L’escalation di violenza è confermata dall’ufficio di coordinamento degli aiuti delle Nazioni Unite, l’OCHA, che ha riferito che le strutture mediche sono state quasi sotto assedio per oltre una settimana, con gravi restrizioni al movimento delle ambulanze e del personale medico: “i bisogni umanitari stanno crescendo in un contesto di crescente insicurezza e di uso eccessivo della forza”.
E laddove non arriva la malattia e la guerra, arriva la fame ad uccidere i bambini.
A Gaza si registra una “estrema carenza di cibo e l’esaurimento delle capacità di far fronte alla situazione”, con un forte aumento del rischio di malnutrizione acuta e di morte, si legge nel Global Report on Food Crises.“Oltre a causare malnutrizione acuta diffusa e morte nel breve periodo, questo fenomeno ha un forte impatto umano, sociale ed economico nel lungo periodo”.

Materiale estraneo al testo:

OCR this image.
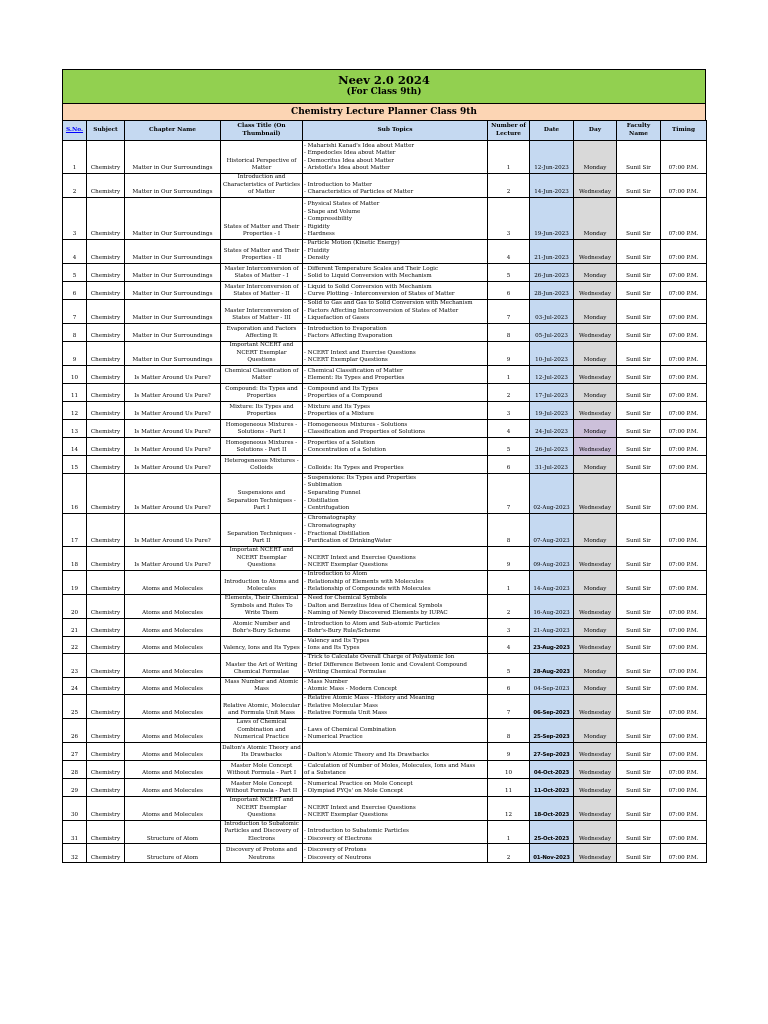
Neev 2.0 2024
(For Class 9th)
Chemistry Lecture Planner Class 9th
S.No.	Subject	Chapter Name	Class Title (On Thumbnail)	Sub Topics	Number of Lecture	Date	Day	Faculty Name	Timing
1	Chemistry	Matter in Our Surroundings	Historical Perspective of Matter	- Maharishi Kanad's Idea about Matter
- Empedocles Idea about Matter
- Democritus Idea about Matter
- Aristotle's Idea about Matter	1	12-Jun-2023	Monday	Sunil Sir	07:00 P.M.
2	Chemistry	Matter in Our Surroundings	Introduction and Characteristics of Particles of Matter	- Introduction to Matter
- Characteristics of Particles of Matter	2	14-Jun-2023	Wednesday	Sunil Sir	07:00 P.M.
3	Chemistry	Matter in Our Surroundings	States of Matter and Their Properties - I	- Physical States of Matter
- Shape and Volume
- Compressibility
- Rigidity
- Hardness	3	19-Jun-2023	Monday	Sunil Sir	07:00 P.M.
4	Chemistry	Matter in Our Surroundings	States of Matter and Their Properties - II	- Particle Motion (Kinetic Energy)
- Fluidity
- Density	4	21-Jun-2023	Wednesday	Sunil Sir	07:00 P.M.
5	Chemistry	Matter in Our Surroundings	Master Interconversion of States of Matter - I	- Different Temperature Scales and Their Logic
- Solid to Liquid Conversion with Mechanism	5	26-Jun-2023	Monday	Sunil Sir	07:00 P.M.
6	Chemistry	Matter in Our Surroundings	Master Interconversion of States of Matter - II	- Liquid to Solid Conversion with Mechanism
- Curve Plotting - Interconversion of States of Matter	6	28-Jun-2023	Wednesday	Sunil Sir	07:00 P.M.
7	Chemistry	Matter in Our Surroundings	Master Interconversion of States of Matter - III	- Solid to Gas and Gas to Solid Conversion with Mechanism
- Factors Affecting Interconversion of States of Matter
- Liquefaction of Gases	7	03-Jul-2023	Monday	Sunil Sir	07:00 P.M.
8	Chemistry	Matter in Our Surroundings	Evaporation and Factors Affecting It	- Introduction to Evaporation
- Factors Affecting Evaporation	8	05-Jul-2023	Wednesday	Sunil Sir	07:00 P.M.
9	Chemistry	Matter in Our Surroundings	Important NCERT and NCERT Exemplar Questions	- NCERT Intext and Exercise Questions
- NCERT Exemplar Questions	9	10-Jul-2023	Monday	Sunil Sir	07:00 P.M.
10	Chemistry	Is Matter Around Us Pure?	Chemical Classification of Matter	- Chemical Classification of Matter
- Element: Its Types and Properties	1	12-Jul-2023	Wednesday	Sunil Sir	07:00 P.M.
11	Chemistry	Is Matter Around Us Pure?	Compound: Its Types and Properties	- Compound and Its Types
- Properties of a Compound	2	17-Jul-2023	Monday	Sunil Sir	07:00 P.M.
12	Chemistry	Is Matter Around Us Pure?	Mixture: Its Types and Properties	- Mixture and Its Types
- Properties of a Mixture	3	19-Jul-2023	Wednesday	Sunil Sir	07:00 P.M.
13	Chemistry	Is Matter Around Us Pure?	Homogeneous Mixtures - Solutions - Part I	- Homogeneous Mixtures - Solutions
- Classification and Properties of Solutions	4	24-Jul-2023	Monday	Sunil Sir	07:00 P.M.
14	Chemistry	Is Matter Around Us Pure?	Homogeneous Mixtures - Solutions - Part II	- Properties of a Solution
- Concentration of a Solution	5	26-Jul-2023	Wednesday	Sunil Sir	07:00 P.M.
15	Chemistry	Is Matter Around Us Pure?	Heterogeneous Mixtures - Colloids	- Colloids: Its Types and Properties	6	31-Jul-2023	Monday	Sunil Sir	07:00 P.M.
16	Chemistry	Is Matter Around Us Pure?	Suspensions and Separation Techniques - Part I	- Suspensions: Its Types and Properties
- Sublimation
- Separating Funnel
- Distillation
- Centrifugation	7	02-Aug-2023	Wednesday	Sunil Sir	07:00 P.M.
17	Chemistry	Is Matter Around Us Pure?	Separation Techniques - Part II	- Chromatography
- Chromatography
- Fractional Distillation
- Purification of DrinkingWater	8	07-Aug-2023	Monday	Sunil Sir	07:00 P.M.
18	Chemistry	Is Matter Around Us Pure?	Important NCERT and NCERT Exemplar Questions	- NCERT Intext and Exercise Questions
- NCERT Exemplar Questions	9	09-Aug-2023	Wednesday	Sunil Sir	07:00 P.M.
19	Chemistry	Atoms and Molecules	Introduction to Atoms and Molecules	- Introduction to Atom
- Relationship of Elements with Molecules
- Relationship of Compounds with Molecules	1	14-Aug-2023	Monday	Sunil Sir	07:00 P.M.
20	Chemistry	Atoms and Molecules	Elements, Their Chemical Symbols and Rules To Write Them	- Need for Chemical Symbols
- Dalton and Berzelius Idea of Chemical Symbols
- Naming of Newly Discovered Elements by IUPAC	2	16-Aug-2023	Wednesday	Sunil Sir	07:00 P.M.
21	Chemistry	Atoms and Molecules	Atomic Number and Bohr's-Bury Scheme	- Introduction to Atom and Sub-atomic Particles
- Bohr's-Bury Rule/Scheme	3	21-Aug-2023	Monday	Sunil Sir	07:00 P.M.
22	Chemistry	Atoms and Molecules	Valency, Ions and Its Types	- Valency and Its Types
- Ions and Its Types	4	23-Aug-2023	Wednesday	Sunil Sir	07:00 P.M.
23	Chemistry	Atoms and Molecules	Master the Art of Writing Chemical Formulae	- Trick to Calculate Overall Charge of Polyatomic Ion
- Brief Difference Between Ionic and Covalent Compound
- Writing Chemical Formulae	5	28-Aug-2023	Monday	Sunil Sir	07:00 P.M.
24	Chemistry	Atoms and Molecules	Mass Number and Atomic Mass	- Mass Number
- Atomic Mass - Modern Concept	6	04-Sep-2023	Monday	Sunil Sir	07:00 P.M.
25	Chemistry	Atoms and Molecules	Relative Atomic, Molecular and Formula Unit Mass	- Relative Atomic Mass - History and Meaning
- Relative Molecular Mass
- Relative Formula Unit Mass	7	06-Sep-2023	Wednesday	Sunil Sir	07:00 P.M.
26	Chemistry	Atoms and Molecules	Laws of Chemical Combination and Numerical Practice	- Laws of Chemical Combination
- Numerical Practice	8	25-Sep-2023	Monday	Sunil Sir	07:00 P.M.
27	Chemistry	Atoms and Molecules	Dalton's Atomic Theory and Its Drawbacks	- Dalton's Atomic Theory and Its Drawbacks	9	27-Sep-2023	Wednesday	Sunil Sir	07:00 P.M.
28	Chemistry	Atoms and Molecules	Master Mole Concept Without Formula - Part I	- Calculation of Number of Moles, Molecules, Ions and Mass
of a Substance	10	04-Oct-2023	Wednesday	Sunil Sir	07:00 P.M.
29	Chemistry	Atoms and Molecules	Master Mole Concept Without Formula - Part II	- Numerical Practice on Mole Concept
- Olympiad PYQs' on Mole Concept	11	11-Oct-2023	Wednesday	Sunil Sir	07:00 P.M.
30	Chemistry	Atoms and Molecules	Important NCERT and NCERT Exemplar Questions	- NCERT Intext and Exercise Questions
- NCERT Exemplar Questions	12	18-Oct-2023	Wednesday	Sunil Sir	07:00 P.M.
31	Chemistry	Structure of Atom	Introduction to Subatomic Particles and Discovery of Electrons	- Introduction to Subatomic Particles
- Discovery of Electrons	1	25-Oct-2023	Wednesday	Sunil Sir	07:00 P.M.
32	Chemistry	Structure of Atom	Discovery of Protons and Neutrons	- Discovery of Protons
- Discovery of Neutrons	2	01-Nov-2023	Wednesday	Sunil Sir	07:00 P.M.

Il rapporto ha anche rilevato che la malnutrizione acuta tra i bambini e le donne rimane “persistentemente alta”, con molte famiglie che non possono permettersi una dieta sana.
“Siamo al crollo totale a Gaza, a un collasso completo dei sistemi alimentari, sanitari e di protezione, con conseguenze catastrofiche”, avverte Víctor Aguayo, direttore dell’UNICEF per la nutrizione infantile, dopo essere tornato dall’enclave la scorsa settimana. Poi, rivolgendosi ai giornalisti presso la sede delle Nazioni Unite a New York, ha dipinto la situazione a Gaza come una delle più gravi crisi alimentari e nutrizionali della storia: “la situazione nutrizionale a Gaza è una delle più gravi che abbiamo mai visto… è importante ricordare che quasi la metà della popolazione di Gaza che soffre per questa devastazione è costituita da bambini”, ha affermato.
Il rischio di carestia è reale: “Il fatto è che la dieta dei bambini di Gaza è estremamente povera. Si stima che oltre il 90% dei bambini mangi al massimo due tipi di cibo al giorno per settimane o mesi, in un contesto di gravissima mancanza di accesso ad acqua sicura e servizi igienici”, ha continuato. Le stime indicano che più di 50.000 bambini hanno bisogno di cure immediate per la malnutrizione acuta, richiedendo professionisti medici e operatori della nutrizione. “Ho camminato per i mercati e i quartieri, o per ciò che ne rimane… non c’è dubbio che il rischio di carestia e di una grave crisi nutrizionale su larga scala a Gaza sia reale”, ha sottolineato, chiedendo un cessate il fuoco immediato.
Ma Dio era stanco, forse troppo occupato e non ha ascoltato neppure lui.